Pair Trading with Hawkins and Where Food

The main advantage of trading using opposite Hawkins and Where Food positions is that it hedges away some unsystematic risk. Because of two separate transactions, even if Hawkins position performs unexpectedly, Where Food can make up some of the losses. Pair trading also minimizes risk from directional movements in the market. For example, if an entire industry or sector drops because of unexpected headlines, the short position in Where Food will offset losses from the drop in Where Food's long position.
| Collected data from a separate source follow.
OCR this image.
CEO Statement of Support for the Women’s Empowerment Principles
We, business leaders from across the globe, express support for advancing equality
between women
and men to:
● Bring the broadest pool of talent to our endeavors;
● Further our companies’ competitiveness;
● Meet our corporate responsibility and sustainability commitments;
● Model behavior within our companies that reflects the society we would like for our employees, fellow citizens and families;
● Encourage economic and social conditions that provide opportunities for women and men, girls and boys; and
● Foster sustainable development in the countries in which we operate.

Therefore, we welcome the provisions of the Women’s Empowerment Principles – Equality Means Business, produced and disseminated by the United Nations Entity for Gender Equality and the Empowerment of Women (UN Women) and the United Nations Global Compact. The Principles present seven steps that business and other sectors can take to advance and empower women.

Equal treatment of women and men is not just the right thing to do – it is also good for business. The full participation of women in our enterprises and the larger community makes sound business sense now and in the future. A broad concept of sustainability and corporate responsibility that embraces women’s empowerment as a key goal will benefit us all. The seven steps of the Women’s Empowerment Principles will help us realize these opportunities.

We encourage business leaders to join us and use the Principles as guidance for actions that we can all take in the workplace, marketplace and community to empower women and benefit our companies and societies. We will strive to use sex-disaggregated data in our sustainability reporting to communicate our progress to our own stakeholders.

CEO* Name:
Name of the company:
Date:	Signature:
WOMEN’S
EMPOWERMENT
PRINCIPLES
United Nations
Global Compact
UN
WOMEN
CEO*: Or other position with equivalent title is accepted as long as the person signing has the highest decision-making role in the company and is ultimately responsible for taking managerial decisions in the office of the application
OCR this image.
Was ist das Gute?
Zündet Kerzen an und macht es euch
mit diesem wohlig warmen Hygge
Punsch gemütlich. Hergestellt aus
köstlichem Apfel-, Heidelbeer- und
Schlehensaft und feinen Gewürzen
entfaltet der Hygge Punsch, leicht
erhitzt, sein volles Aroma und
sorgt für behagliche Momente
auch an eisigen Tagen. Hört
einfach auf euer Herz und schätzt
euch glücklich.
The idea behind Hawkins and Where Food Comes pairs trading is to make the combined position market-neutral, meaning the overall market's direction will not affect its win or loss (or potential downside or upside). This can be achieved by designing a pairs trade with two highly correlated stocks or equities that operate in a similar space or sector, making it possible to obtain profits through simple and relatively low-risk investment.
Check out your portfolio center.
Note that this page's information should be used as a complementary analysis to find the right mix of equity instruments to add to your existing portfolios or create a brand new portfolio. You can also try the ETF Categories module to list of ETF categories grouped based on various criteria, such as the investment strategy or type of investments.